CANADA FX DEBT-C$ stays weaker against greenback after Bank of Canada keeps rates steady

* Canadian dollar at C$1.2481, or 80.12 U.S. cents
    * Bond prices flat to higher across maturity curve

    By Alastair Sharp
    TORONTO, May 27 (Reuters) - The Canadian dollar stayed
weaker against the greenback after the Bank of Canada said on
Wednesday it is standing pat on interest rates even as the U.S.
Federal Reserve has been readying markets for a rate increase.
    Since breaking weaker than C$1.20 to the U.S. dollar earlier
in May, the loonie has steadily lost ground, and now threatens
to breach C$1.25, its lowest since mid-April.
    The Canadian dollar was at C$1.2481 to the U.S.
dollar, or 80.12 U.S. cents, late on Wednesday morning, weaker
than Tuesday's official close of C$1.2427, or 80.47 U.S. cents.
    The currency largely brushed off the Bank of Canada's
announcement that it will hold its benchmark rate steady. But
some analysts questioned whether economic recovery in the United
States will deliver the strong benefits to Canada that bank
Governor Stephen Poloz said he expects as exports rise.
    There is a not-trivial risk that growth will disappoint,
said Mazen Issa, a macro strategist at TD Securities.
    "We're not saying the bank is going to cut rates," he said.
"But they may be way too optimistic in the growth outlook for
the second half of the year." 
    The U.S. dollar has gained broadly this week as traders have
bet that a U.S. rate hike is pending amid a string of upbeat
economic data south of the border.
    Speaking ahead of the Canadian rate announcement, the head
of foreign exchange strategy at CIBC World Markets said some
bets against the loonie could be pulled back if Poloz again
pointed to economic recovery coming later of this year.

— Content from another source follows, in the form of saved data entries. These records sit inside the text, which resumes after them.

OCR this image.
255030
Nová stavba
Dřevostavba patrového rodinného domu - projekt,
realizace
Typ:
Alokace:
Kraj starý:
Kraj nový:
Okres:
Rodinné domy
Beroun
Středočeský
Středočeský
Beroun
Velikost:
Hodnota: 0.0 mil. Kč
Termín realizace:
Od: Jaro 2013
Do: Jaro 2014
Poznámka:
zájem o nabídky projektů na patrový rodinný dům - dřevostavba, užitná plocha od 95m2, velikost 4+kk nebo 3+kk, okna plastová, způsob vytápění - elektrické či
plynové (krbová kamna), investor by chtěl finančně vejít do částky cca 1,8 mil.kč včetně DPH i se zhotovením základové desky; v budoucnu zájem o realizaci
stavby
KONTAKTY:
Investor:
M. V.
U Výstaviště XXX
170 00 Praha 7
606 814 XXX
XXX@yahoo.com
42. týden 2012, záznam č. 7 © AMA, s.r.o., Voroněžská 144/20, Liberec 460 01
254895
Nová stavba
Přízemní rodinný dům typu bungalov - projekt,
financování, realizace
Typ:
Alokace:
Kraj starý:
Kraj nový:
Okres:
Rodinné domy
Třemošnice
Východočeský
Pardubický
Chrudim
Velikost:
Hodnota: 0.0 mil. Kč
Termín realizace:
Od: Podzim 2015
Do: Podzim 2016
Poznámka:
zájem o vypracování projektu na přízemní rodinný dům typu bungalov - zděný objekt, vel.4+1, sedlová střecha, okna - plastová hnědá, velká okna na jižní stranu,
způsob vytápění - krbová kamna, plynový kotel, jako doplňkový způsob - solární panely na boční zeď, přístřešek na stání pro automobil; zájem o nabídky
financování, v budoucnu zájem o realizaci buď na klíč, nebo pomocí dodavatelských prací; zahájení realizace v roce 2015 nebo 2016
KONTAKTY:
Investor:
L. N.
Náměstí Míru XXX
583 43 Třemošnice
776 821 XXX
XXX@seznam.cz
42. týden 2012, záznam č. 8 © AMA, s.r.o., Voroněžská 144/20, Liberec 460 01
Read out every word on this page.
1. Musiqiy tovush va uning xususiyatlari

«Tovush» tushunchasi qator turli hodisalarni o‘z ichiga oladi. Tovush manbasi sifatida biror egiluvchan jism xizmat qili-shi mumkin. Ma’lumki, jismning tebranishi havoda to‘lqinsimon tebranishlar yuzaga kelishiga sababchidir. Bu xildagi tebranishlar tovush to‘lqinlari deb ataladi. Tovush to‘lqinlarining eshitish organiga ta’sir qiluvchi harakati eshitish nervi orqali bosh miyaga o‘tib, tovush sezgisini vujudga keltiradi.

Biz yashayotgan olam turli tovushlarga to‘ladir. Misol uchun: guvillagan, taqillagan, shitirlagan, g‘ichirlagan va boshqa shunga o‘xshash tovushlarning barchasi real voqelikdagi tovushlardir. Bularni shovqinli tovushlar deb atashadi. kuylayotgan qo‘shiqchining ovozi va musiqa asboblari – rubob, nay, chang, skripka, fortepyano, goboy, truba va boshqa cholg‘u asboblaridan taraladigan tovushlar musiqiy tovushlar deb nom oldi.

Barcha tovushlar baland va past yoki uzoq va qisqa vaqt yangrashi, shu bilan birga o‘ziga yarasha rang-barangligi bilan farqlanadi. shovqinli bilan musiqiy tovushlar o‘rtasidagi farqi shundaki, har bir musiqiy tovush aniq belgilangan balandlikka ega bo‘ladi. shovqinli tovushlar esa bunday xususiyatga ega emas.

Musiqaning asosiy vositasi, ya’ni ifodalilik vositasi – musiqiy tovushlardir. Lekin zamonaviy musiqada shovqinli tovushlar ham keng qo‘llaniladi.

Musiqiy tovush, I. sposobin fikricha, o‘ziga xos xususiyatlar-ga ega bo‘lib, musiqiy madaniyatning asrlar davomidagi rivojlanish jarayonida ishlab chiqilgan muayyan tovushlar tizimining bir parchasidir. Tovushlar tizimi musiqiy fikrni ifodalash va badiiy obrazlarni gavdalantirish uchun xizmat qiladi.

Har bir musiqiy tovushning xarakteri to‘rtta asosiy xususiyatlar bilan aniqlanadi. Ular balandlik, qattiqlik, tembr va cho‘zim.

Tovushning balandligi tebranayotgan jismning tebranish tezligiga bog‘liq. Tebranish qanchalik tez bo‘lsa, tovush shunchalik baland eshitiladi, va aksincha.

    But dips will be bought into, CIBC's Jeremy Stretch said,
because "underlying metrics still favor the U.S. both in terms
of growth and/or rate spreads."
    Canadian government bond prices were flat to higher across
the maturity curve, with the two-year unchanged to
yield 0.648 percent and the benchmark 10-year up 11
Canadian cents to yield 1.693 percent.
    The Canada-U.S. two-year bond spread was -1.2 basis points,
while the 10-year spread was -47.1 basis points.